Banks fleeing post-Brexit U.K. face fresh regulatory scrutiny

Global banks moving operations from the U.K. to the European Union because of Brexit are poised to face fresh regulatory scrutiny on the value of their assets and capital as the bloc's top watchdog seeks to curtail risks.

The European Central Bank and national authorities will conduct an in-depth review of the largest firms' balance sheets, including their most illiquid assets, Ed Sibley, a member of the ECB supervisory board, said in an interview. Barclays and Bank of America, which picked Dublin as their new EU headquarters, will be assessed as early as possible this year, according to Sibley, who is also a deputy governor at the Central Bank of Ireland.

Billingsgate Fish Market stands in front of the Barclays and the HSBC headquarter buildings in the Canary Wharf financial, business and shopping district in London.

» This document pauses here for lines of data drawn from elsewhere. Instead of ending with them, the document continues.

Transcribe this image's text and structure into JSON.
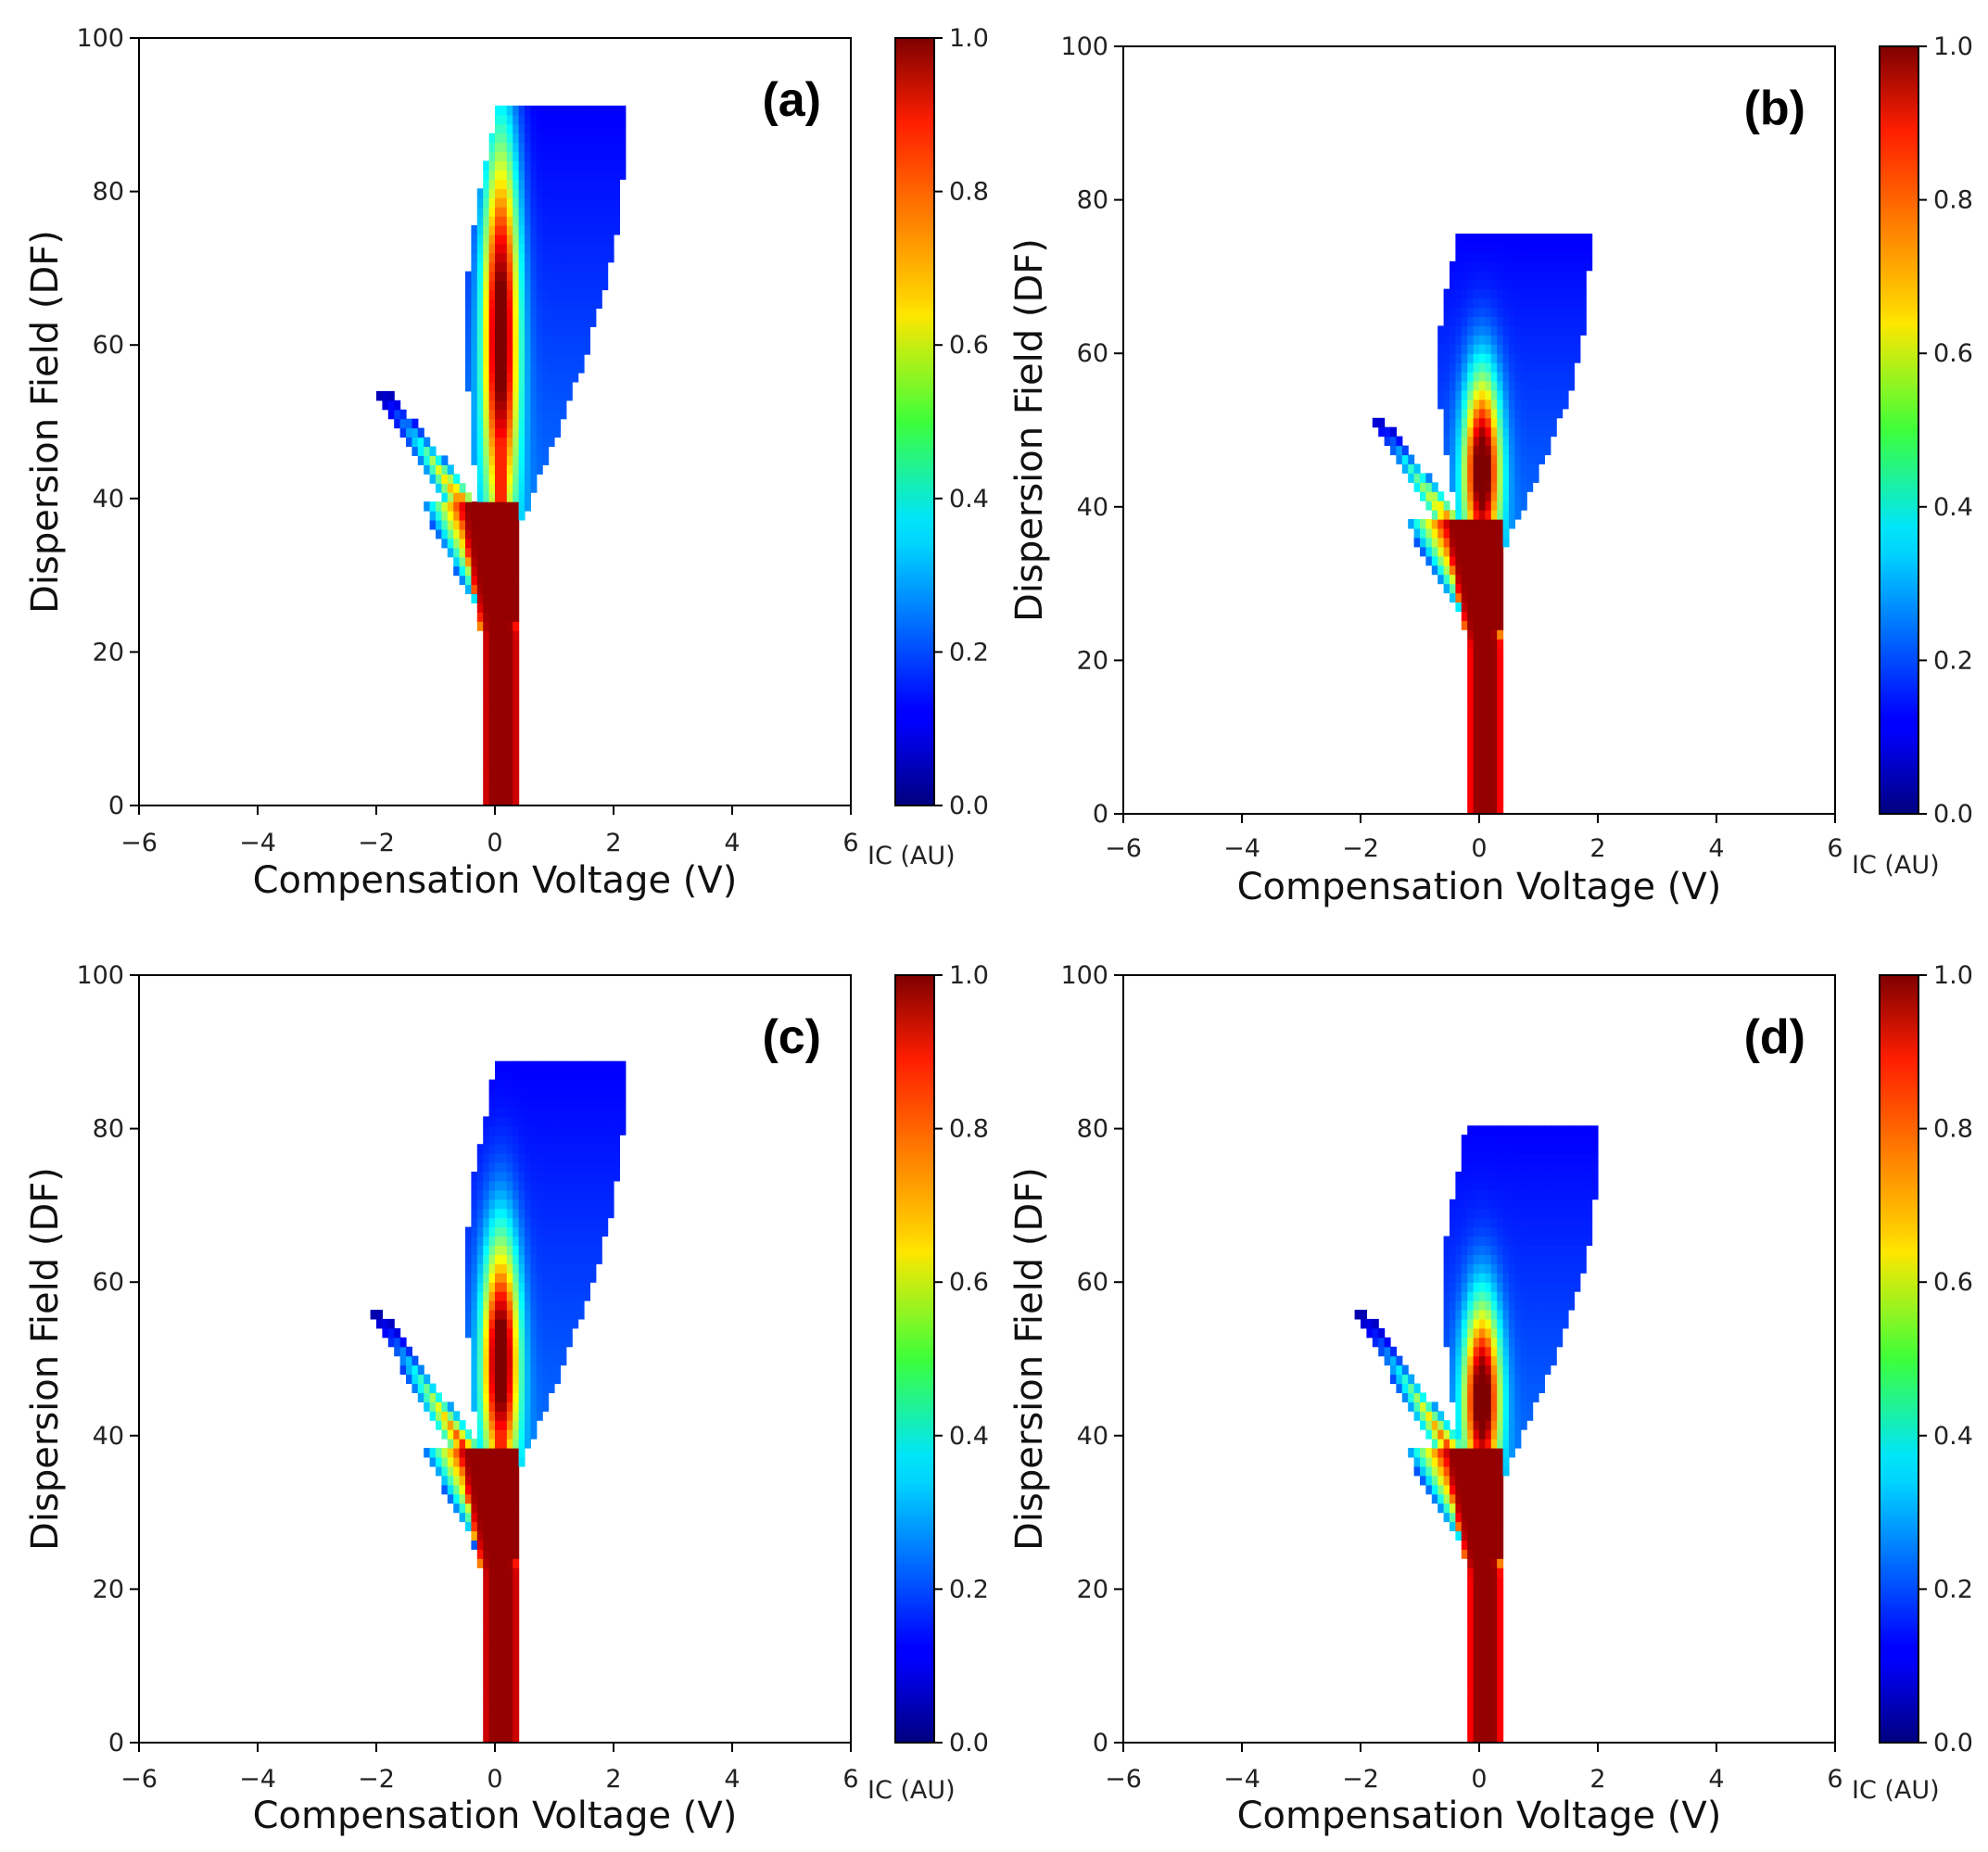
{
  "chart_data": [
    {
      "type": "heatmap",
      "panel_label": "(a)",
      "xlabel": "Compensation Voltage (V)",
      "ylabel": "Dispersion Field (DF)",
      "xlim": [
        -6,
        6
      ],
      "ylim": [
        0,
        100
      ],
      "xticks": [
        "−6",
        "−4",
        "−2",
        "0",
        "2",
        "4",
        "6"
      ],
      "yticks": [
        "0",
        "20",
        "40",
        "60",
        "80",
        "100"
      ],
      "colorbar": {
        "label": "IC (AU)",
        "range": [
          0.0,
          1.0
        ],
        "ticks": [
          "0.0",
          "0.2",
          "0.4",
          "0.6",
          "0.8",
          "1.0"
        ],
        "colormap": "jet"
      },
      "features": {
        "stem_center_cv": 0.1,
        "stem_halfwidth_cv": 0.33,
        "branch_point": {
          "cv": -0.3,
          "df": 37
        },
        "left_branch_tip": {
          "cv": -1.9,
          "df": 54
        },
        "upper_core_peak": {
          "cv": 0.1,
          "df": 62
        },
        "top_extent": {
          "cv": 1.7,
          "df": 91
        }
      }
    },
    {
      "type": "heatmap",
      "panel_label": "(b)",
      "xlabel": "Compensation Voltage (V)",
      "ylabel": "Dispersion Field (DF)",
      "xlim": [
        -6,
        6
      ],
      "ylim": [
        0,
        100
      ],
      "xticks": [
        "−6",
        "−4",
        "−2",
        "0",
        "2",
        "4",
        "6"
      ],
      "yticks": [
        "0",
        "20",
        "40",
        "60",
        "80",
        "100"
      ],
      "colorbar": {
        "label": "IC (AU)",
        "range": [
          0.0,
          1.0
        ],
        "ticks": [
          "0.0",
          "0.2",
          "0.4",
          "0.6",
          "0.8",
          "1.0"
        ],
        "colormap": "jet"
      },
      "features": {
        "stem_center_cv": 0.1,
        "stem_halfwidth_cv": 0.3,
        "branch_point": {
          "cv": -0.2,
          "df": 35
        },
        "left_branch_tip": {
          "cv": -1.8,
          "df": 52
        },
        "upper_core_peak": {
          "cv": 0.05,
          "df": 45
        },
        "top_extent": {
          "cv": 1.0,
          "df": 76
        }
      }
    },
    {
      "type": "heatmap",
      "panel_label": "(c)",
      "xlabel": "Compensation Voltage (V)",
      "ylabel": "Dispersion Field (DF)",
      "xlim": [
        -6,
        6
      ],
      "ylim": [
        0,
        100
      ],
      "xticks": [
        "−6",
        "−4",
        "−2",
        "0",
        "2",
        "4",
        "6"
      ],
      "yticks": [
        "0",
        "20",
        "40",
        "60",
        "80",
        "100"
      ],
      "colorbar": {
        "label": "IC (AU)",
        "range": [
          0.0,
          1.0
        ],
        "ticks": [
          "0.0",
          "0.2",
          "0.4",
          "0.6",
          "0.8",
          "1.0"
        ],
        "colormap": "jet"
      },
      "features": {
        "stem_center_cv": 0.1,
        "stem_halfwidth_cv": 0.33,
        "branch_point": {
          "cv": -0.3,
          "df": 36
        },
        "left_branch_tip": {
          "cv": -2.0,
          "df": 56
        },
        "upper_core_peak": {
          "cv": 0.1,
          "df": 50
        },
        "top_extent": {
          "cv": 1.7,
          "df": 89
        }
      }
    },
    {
      "type": "heatmap",
      "panel_label": "(d)",
      "xlabel": "Compensation Voltage (V)",
      "ylabel": "Dispersion Field (DF)",
      "xlim": [
        -6,
        6
      ],
      "ylim": [
        0,
        100
      ],
      "xticks": [
        "−6",
        "−4",
        "−2",
        "0",
        "2",
        "4",
        "6"
      ],
      "yticks": [
        "0",
        "20",
        "40",
        "60",
        "80",
        "100"
      ],
      "colorbar": {
        "label": "IC (AU)",
        "range": [
          0.0,
          1.0
        ],
        "ticks": [
          "0.0",
          "0.2",
          "0.4",
          "0.6",
          "0.8",
          "1.0"
        ],
        "colormap": "jet"
      },
      "features": {
        "stem_center_cv": 0.1,
        "stem_halfwidth_cv": 0.3,
        "branch_point": {
          "cv": -0.2,
          "df": 35
        },
        "left_branch_tip": {
          "cv": -2.0,
          "df": 56
        },
        "upper_core_peak": {
          "cv": 0.05,
          "df": 45
        },
        "top_extent": {
          "cv": 1.3,
          "df": 81
        }
      }
    }
  ]
}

The examination may lead to higher capital requirements or losses on assets for some of the banks shifting regional businesses to Frankfurt, Dublin and other parts of the bloc after the U.K.'s separation from the EU. The ECB's sweeping assessment shortly after taking over eurozone banking supervision in 2014 led to the identification of a 25-billion-euro ($28 billion) capital shortfall and recognition of more bad loans, but that wasn't enough to prevent some lenders from collapse or seeking taxpayer-funded bailouts in the years since.

"It's a rigorous process," Sibley said of the review. "There's more friction than there was before Brexit. That's Brexit."

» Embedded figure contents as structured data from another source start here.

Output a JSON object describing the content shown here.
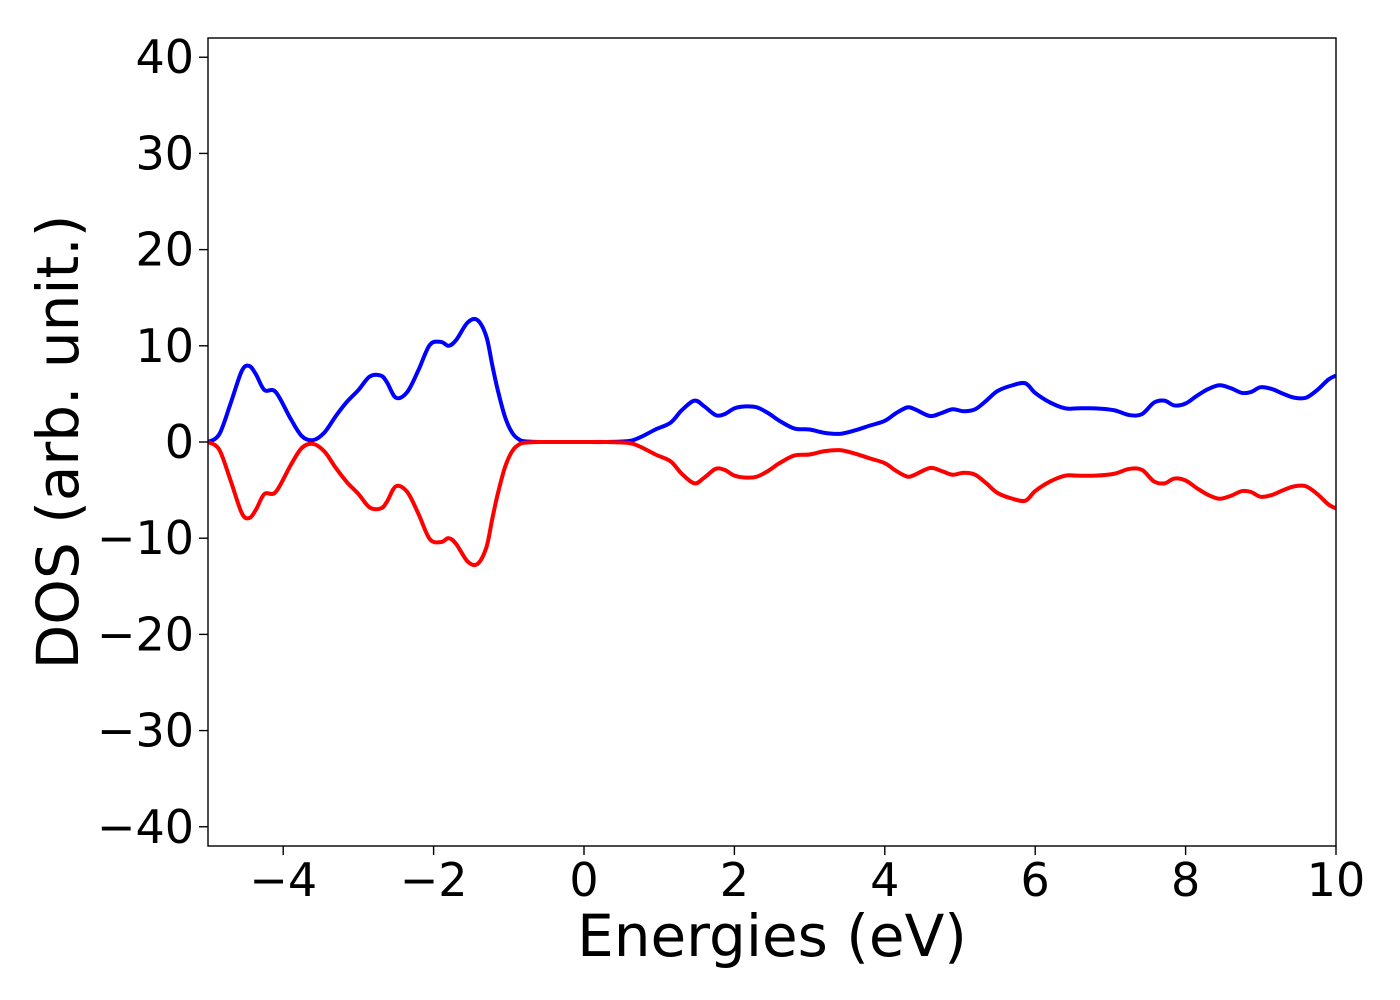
{
  "chart_data": {
    "type": "line",
    "title": "",
    "xlabel": "Energies (eV)",
    "ylabel": "DOS (arb. unit.)",
    "xlim": [
      -5,
      10
    ],
    "ylim": [
      -42,
      42
    ],
    "x_ticks": [
      -4,
      -2,
      0,
      2,
      4,
      6,
      8,
      10
    ],
    "x_tick_labels": [
      "−4",
      "−2",
      "0",
      "2",
      "4",
      "6",
      "8",
      "10"
    ],
    "y_ticks": [
      40,
      30,
      20,
      10,
      0,
      -10,
      -20,
      -30,
      -40
    ],
    "y_tick_labels": [
      "40",
      "30",
      "20",
      "10",
      "0",
      "−10",
      "−20",
      "−30",
      "−40"
    ],
    "grid": false,
    "legend": "none",
    "series": [
      {
        "color": "#0000ff",
        "x": [
          -5,
          -4.85,
          -4.7,
          -4.55,
          -4.45,
          -4.36,
          -4.25,
          -4.1,
          -3.9,
          -3.75,
          -3.6,
          -3.45,
          -3.3,
          -3.15,
          -3.0,
          -2.85,
          -2.7,
          -2.62,
          -2.5,
          -2.35,
          -2.2,
          -2.05,
          -1.9,
          -1.8,
          -1.7,
          -1.55,
          -1.42,
          -1.3,
          -1.22,
          -1.15,
          -1.05,
          -0.95,
          -0.85,
          -0.75,
          -0.6,
          -0.45,
          -0.2,
          0.0,
          0.3,
          0.6,
          0.75,
          0.95,
          1.15,
          1.3,
          1.47,
          1.6,
          1.75,
          1.87,
          2.0,
          2.15,
          2.3,
          2.45,
          2.6,
          2.8,
          3.0,
          3.2,
          3.4,
          3.6,
          3.8,
          4.0,
          4.15,
          4.3,
          4.4,
          4.6,
          4.75,
          4.9,
          5.05,
          5.2,
          5.35,
          5.5,
          5.7,
          5.87,
          6.0,
          6.2,
          6.4,
          6.55,
          6.8,
          7.05,
          7.25,
          7.42,
          7.58,
          7.72,
          7.85,
          8.0,
          8.15,
          8.3,
          8.45,
          8.6,
          8.75,
          8.87,
          9.0,
          9.15,
          9.3,
          9.45,
          9.6,
          9.75,
          9.9,
          10.0
        ],
        "y": [
          0,
          0.8,
          4.0,
          7.4,
          7.9,
          7.0,
          5.4,
          5.2,
          2.4,
          0.6,
          0.2,
          1.0,
          2.7,
          4.2,
          5.4,
          6.8,
          6.9,
          6.2,
          4.6,
          5.2,
          7.5,
          10.1,
          10.4,
          10.0,
          10.6,
          12.4,
          12.7,
          11.0,
          8.0,
          5.5,
          2.6,
          0.9,
          0.2,
          0.05,
          0,
          0,
          0,
          0,
          0,
          0.1,
          0.5,
          1.3,
          2.0,
          3.3,
          4.3,
          3.7,
          2.8,
          2.9,
          3.5,
          3.7,
          3.6,
          3.0,
          2.2,
          1.4,
          1.3,
          0.95,
          0.85,
          1.2,
          1.7,
          2.2,
          3.0,
          3.6,
          3.4,
          2.7,
          3.0,
          3.4,
          3.2,
          3.4,
          4.3,
          5.3,
          5.9,
          6.1,
          5.1,
          4.1,
          3.5,
          3.5,
          3.5,
          3.3,
          2.8,
          2.9,
          4.1,
          4.3,
          3.8,
          4.0,
          4.8,
          5.5,
          5.9,
          5.6,
          5.1,
          5.2,
          5.7,
          5.5,
          5.0,
          4.6,
          4.6,
          5.4,
          6.5,
          6.9
        ]
      },
      {
        "color": "#ff0000",
        "x": [
          -5,
          -4.85,
          -4.7,
          -4.55,
          -4.45,
          -4.36,
          -4.25,
          -4.1,
          -3.9,
          -3.75,
          -3.6,
          -3.45,
          -3.3,
          -3.15,
          -3.0,
          -2.85,
          -2.7,
          -2.62,
          -2.5,
          -2.35,
          -2.2,
          -2.05,
          -1.9,
          -1.8,
          -1.7,
          -1.55,
          -1.42,
          -1.3,
          -1.22,
          -1.15,
          -1.05,
          -0.95,
          -0.85,
          -0.75,
          -0.6,
          -0.45,
          -0.2,
          0.0,
          0.3,
          0.6,
          0.75,
          0.95,
          1.15,
          1.3,
          1.47,
          1.6,
          1.75,
          1.87,
          2.0,
          2.15,
          2.3,
          2.45,
          2.6,
          2.8,
          3.0,
          3.2,
          3.4,
          3.6,
          3.8,
          4.0,
          4.15,
          4.3,
          4.4,
          4.6,
          4.75,
          4.9,
          5.05,
          5.2,
          5.35,
          5.5,
          5.7,
          5.87,
          6.0,
          6.2,
          6.4,
          6.55,
          6.8,
          7.05,
          7.25,
          7.42,
          7.58,
          7.72,
          7.85,
          8.0,
          8.15,
          8.3,
          8.45,
          8.6,
          8.75,
          8.87,
          9.0,
          9.15,
          9.3,
          9.45,
          9.6,
          9.75,
          9.9,
          10.0
        ],
        "y": [
          0,
          -0.8,
          -4.0,
          -7.4,
          -7.9,
          -7.0,
          -5.4,
          -5.2,
          -2.4,
          -0.6,
          -0.2,
          -1.0,
          -2.7,
          -4.2,
          -5.4,
          -6.8,
          -6.9,
          -6.2,
          -4.6,
          -5.2,
          -7.5,
          -10.1,
          -10.4,
          -10.0,
          -10.6,
          -12.4,
          -12.7,
          -11.0,
          -8.0,
          -5.5,
          -2.6,
          -0.9,
          -0.2,
          -0.05,
          0,
          0,
          0,
          0,
          0,
          -0.1,
          -0.5,
          -1.3,
          -2.0,
          -3.3,
          -4.3,
          -3.7,
          -2.8,
          -2.9,
          -3.5,
          -3.7,
          -3.6,
          -3.0,
          -2.2,
          -1.4,
          -1.3,
          -0.95,
          -0.85,
          -1.2,
          -1.7,
          -2.2,
          -3.0,
          -3.6,
          -3.4,
          -2.7,
          -3.0,
          -3.4,
          -3.2,
          -3.4,
          -4.3,
          -5.3,
          -5.9,
          -6.1,
          -5.1,
          -4.1,
          -3.5,
          -3.5,
          -3.5,
          -3.3,
          -2.8,
          -2.9,
          -4.1,
          -4.3,
          -3.8,
          -4.0,
          -4.8,
          -5.5,
          -5.9,
          -5.6,
          -5.1,
          -5.2,
          -5.7,
          -5.5,
          -5.0,
          -4.6,
          -4.6,
          -5.4,
          -6.5,
          -6.9
        ]
      }
    ]
  }
}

The ECB's assessment will include scrutiny of assets branded as Level 2 and 3, which are typically held largely by investment banks and are at least partially valued using estimates rather than external data, according to Sibley. Those assets "are inherently opaque and these are areas we've seen problems in in the past," he said.

A no-deal Brexit would hurt the Irish economy given its links to the U.K., "but from a financial-stability perspective, it is in the realm of the manageable," according to Sibley. He declined to estimate the volume of assets that are likely to be transferred to Ireland. "In a harder Brexit, we might expect a bit more than if there is a deal that is done," he said.